Sage Advice: Deciding What Students Learn
What factors should drive the curriculum we teach?
Only one thing matters. The needs of our students.
Bill Burdick
Language arts teacher
Perseus House Charter School
Erie, Pennsylvania
The talents and abilities the future will demand of our students, as determined by ongoing feedback from alumni and the larger community.
Bill Betzen
Computer-applications teacher
Raul Quintanilla Middle School
Dallas, Texas
The requirements of responsible citizenship! Public schools were designed to prepare the future citizens of our country, and the world. It is easy to lose sight of that in the midst of the clamor over standards, funding, and accountability. It is crucial that educators constantly examine the demands of responsible citizenship, and adjust their curricula to meet those demands.
Scott A. Laliberte
Assistant principal
Gilford Elementary School
Gilford, New Hampshire
The factors that drive my curriculum are all data driven: first, the assessment of the skills the students arrive with to my class, then meeting them where they are, with priority given to skills that will be tested in March on the state comprehensive assessment.
Debbie Perry
Math teacher
Stranahan High School
Fort Lauderdale, Florida
The driving force behind curriculum is determining students' needs using the African principle of sankofa, looking behind to clearly envision the future. Advancements in curricular design are spurred on by assessing our changing world. Young people are inheriting one that is smaller and glutted with information. To go beyond simply regurgitating facts is key to empowering youths. By taking those facts and processing them, they can begin asking why, how, and so what?

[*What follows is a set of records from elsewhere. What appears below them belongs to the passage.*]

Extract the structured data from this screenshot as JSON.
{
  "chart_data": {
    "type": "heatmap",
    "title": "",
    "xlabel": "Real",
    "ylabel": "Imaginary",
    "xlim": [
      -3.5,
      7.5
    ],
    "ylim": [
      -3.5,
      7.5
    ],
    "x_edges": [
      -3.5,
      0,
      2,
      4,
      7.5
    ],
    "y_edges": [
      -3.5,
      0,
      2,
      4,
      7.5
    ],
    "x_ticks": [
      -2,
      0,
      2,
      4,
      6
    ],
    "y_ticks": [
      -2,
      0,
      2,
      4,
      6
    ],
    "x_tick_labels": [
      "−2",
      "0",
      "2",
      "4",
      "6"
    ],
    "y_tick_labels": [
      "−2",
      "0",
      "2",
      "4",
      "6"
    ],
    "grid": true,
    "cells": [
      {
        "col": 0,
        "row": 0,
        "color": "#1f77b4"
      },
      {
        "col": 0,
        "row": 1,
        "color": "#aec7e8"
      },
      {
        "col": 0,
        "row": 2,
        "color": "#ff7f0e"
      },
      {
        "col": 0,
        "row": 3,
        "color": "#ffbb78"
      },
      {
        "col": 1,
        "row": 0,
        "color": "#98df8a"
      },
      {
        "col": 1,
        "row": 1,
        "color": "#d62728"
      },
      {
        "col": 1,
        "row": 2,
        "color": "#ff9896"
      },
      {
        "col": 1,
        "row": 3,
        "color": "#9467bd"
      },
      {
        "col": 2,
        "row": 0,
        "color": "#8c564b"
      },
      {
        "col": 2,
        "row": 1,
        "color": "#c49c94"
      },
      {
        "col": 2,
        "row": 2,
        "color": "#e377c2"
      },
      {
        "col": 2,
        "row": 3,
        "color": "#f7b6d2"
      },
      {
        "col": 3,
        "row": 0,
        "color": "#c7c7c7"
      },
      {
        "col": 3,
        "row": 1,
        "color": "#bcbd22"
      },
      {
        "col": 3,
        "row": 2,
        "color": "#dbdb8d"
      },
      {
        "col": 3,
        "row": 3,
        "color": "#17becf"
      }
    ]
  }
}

Those are the questions that change passive consumers into critical evaluators.
Beverley Mowatt-Plaskett
Director of math and technology curriculum
Windward School
White Plains, New York
Too many times, we're wrapped up in what makes our lives and jobs easier rather than how we can make the kids love learning -- particularly our subject -- and help them achieve and excel in both school and life. The effect on students should be the number-one gauge when any decision is made regarding schools.
Brian Drumbore
Band director
Mount Pleasant High School
Wilmington, Delaware
We should consider first what is developmentally appropriate for each grade level, then what ways are developmentally appropriate to teach that developmentally appropriate curriculum. Too many "developmentally appropriate's" in this short response? Not nearly enough!
Linda Mackenzie
Full-day kindergarten teacher
Blakely Elementary School
Bainbridge Island, Washington
The prime factor to be considered is the relevance of the material to the lives of our learners. Unless there is a way learners can recognize an actual connection between the material and their real life, they will have no interest in the material. Once something is relevant, then we need to attend to the comprehensibility for all. Of course, we need to tie this material to the accountability measures, but learning simply for the sake of learning is always valuable.
Susan Just
Teacher
San Antonio, Texas
Social behavior and geological issues should be at the forefront of student learning. Children should be taught to question information and validate "facts" posed to them via their textbooks, the Internet, the news media, and the advertising community. Also, our children should acquire the ability to identify systems and how they behave -- cause-and-effect relationships. Proficiency in this skill will enable our children to excel in sciences of all types.


My classroom is also data
Submitted by karen Squires-Sanders (not verified) on November 26, 2007 - 19:52.
My classroom is also data driven. It reminds me of th "vomit it up" method I was warned agaisnt when I began teaching. The information is cramed in and thrown up on an assessment. There is pressure to complete certain lessons by certain dates. I do my best to make time in my lesons to build connections to help ensure true learning and understanding.